Revolving Doors’ analysis of newly released data[2] from Scotland shows that the presumption against prison terms of less than 3 months, introduced in 2010, had reduced use of short jail terms by 40%[3]. By 2016/2017 crime in Scotland had fallen over 18%, with a 26% fall in property crime[4].

Earlier this month, the Secretary of State David Gauke MP saidif we can find effective alternatives to short sentences, it is not a question of pursuing a soft-justice approach, but rather a case of pursuing smart justice that is effective at reducing reoffending and crime.”[5]

Christina Marriott, Revolving Doors Chief Executive said:

“We have been making the strong case that short prison sentences are short-sighted. They not only damage the lives of both offenders and their children, they drive reoffending, creating more crimes and more victims. They contribute to prison churn and chaos, making it harder to rehabilitate the people who do need to be there.  Now that the Minister has the evidence that the majority of MPs agree with him, it is time to act.  The Scottish government has used a presumption against short sentences to improve public safety and save lives.
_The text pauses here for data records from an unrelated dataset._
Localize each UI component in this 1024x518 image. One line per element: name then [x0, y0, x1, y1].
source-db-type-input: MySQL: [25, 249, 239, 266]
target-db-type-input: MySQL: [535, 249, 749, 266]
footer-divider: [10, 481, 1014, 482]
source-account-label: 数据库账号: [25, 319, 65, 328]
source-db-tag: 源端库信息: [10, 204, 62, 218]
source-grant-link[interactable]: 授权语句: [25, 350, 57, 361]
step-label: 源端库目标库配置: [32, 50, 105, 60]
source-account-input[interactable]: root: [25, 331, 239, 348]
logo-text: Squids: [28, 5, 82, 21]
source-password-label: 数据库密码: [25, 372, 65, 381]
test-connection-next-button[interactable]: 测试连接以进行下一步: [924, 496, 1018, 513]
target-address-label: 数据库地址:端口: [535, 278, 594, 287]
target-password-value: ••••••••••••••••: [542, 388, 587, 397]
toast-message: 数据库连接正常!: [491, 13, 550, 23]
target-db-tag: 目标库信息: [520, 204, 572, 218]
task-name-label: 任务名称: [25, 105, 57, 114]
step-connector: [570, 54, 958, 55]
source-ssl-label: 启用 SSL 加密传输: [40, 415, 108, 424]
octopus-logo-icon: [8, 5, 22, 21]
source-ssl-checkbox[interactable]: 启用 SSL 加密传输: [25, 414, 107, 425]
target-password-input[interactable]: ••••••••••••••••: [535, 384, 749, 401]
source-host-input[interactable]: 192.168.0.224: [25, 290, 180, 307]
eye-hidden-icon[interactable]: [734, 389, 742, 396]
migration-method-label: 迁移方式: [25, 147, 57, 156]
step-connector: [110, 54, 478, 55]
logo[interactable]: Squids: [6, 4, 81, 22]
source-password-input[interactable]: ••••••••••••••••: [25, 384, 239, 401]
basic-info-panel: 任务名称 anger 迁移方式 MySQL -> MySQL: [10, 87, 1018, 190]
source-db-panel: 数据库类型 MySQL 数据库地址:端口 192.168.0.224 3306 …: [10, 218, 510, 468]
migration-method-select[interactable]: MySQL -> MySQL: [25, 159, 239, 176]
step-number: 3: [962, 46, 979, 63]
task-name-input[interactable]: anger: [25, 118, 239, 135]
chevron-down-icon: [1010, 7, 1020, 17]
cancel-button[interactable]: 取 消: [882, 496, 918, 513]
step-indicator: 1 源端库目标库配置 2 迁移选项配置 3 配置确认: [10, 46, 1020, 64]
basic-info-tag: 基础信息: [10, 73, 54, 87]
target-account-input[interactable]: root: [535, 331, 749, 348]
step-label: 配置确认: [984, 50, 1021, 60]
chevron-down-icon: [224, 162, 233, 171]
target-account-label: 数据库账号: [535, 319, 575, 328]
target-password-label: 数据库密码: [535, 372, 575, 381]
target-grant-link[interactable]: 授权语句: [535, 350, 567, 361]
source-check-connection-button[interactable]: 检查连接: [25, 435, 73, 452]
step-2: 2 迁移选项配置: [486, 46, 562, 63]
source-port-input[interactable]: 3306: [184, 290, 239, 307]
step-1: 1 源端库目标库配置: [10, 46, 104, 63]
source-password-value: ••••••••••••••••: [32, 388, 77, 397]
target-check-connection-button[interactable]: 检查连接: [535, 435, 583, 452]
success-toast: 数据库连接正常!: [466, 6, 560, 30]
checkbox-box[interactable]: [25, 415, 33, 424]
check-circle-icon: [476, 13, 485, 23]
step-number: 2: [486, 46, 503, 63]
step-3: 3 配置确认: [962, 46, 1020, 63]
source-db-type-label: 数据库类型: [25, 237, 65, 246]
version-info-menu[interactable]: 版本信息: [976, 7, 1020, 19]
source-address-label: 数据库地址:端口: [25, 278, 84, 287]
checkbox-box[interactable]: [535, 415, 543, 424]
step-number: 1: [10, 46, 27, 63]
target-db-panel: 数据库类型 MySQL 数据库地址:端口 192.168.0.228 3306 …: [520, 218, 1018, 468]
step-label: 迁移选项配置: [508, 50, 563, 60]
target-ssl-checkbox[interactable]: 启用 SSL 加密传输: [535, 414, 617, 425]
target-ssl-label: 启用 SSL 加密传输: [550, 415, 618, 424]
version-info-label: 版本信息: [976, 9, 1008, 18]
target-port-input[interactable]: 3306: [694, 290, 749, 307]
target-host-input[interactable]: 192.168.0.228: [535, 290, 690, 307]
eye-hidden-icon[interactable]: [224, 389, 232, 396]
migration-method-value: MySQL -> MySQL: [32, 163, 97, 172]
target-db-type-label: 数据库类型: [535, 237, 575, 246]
It is welcome that our government is considering similar action.”

 

[1] Undertaken by YouGov. Online interviews with a representative sample of 100 MPs. The survey was completed between 16th and 28th January 2019;

[2] https://www.gov.scot/publications/criminal-proceedings-scotland-2017-18/pages/2/

[3] https://www.gov.scot/publications/criminal-proceedings-scotland-2017-18/pages/25/

[4] Scottish Crime Survey see https://www2.gov.scot/Resource/0053/00533870.pdf and https://www2.gov.scot/Publications/2011/10/28142346/4

[5] https://www.theyworkforyou.com/debates/?id=2019-02-05b.145.3#g146.4

Short-sighted campaign timeline

In March 2018 we launched our campaign that showed short sentences are short-sighted. We asked the government to review this issue and to consider introducing a new presumption against the use of short custodial sentences of less than six months. Since then we have had real impact. The Government has committed to explore options to restrict the use of short custodial sentences.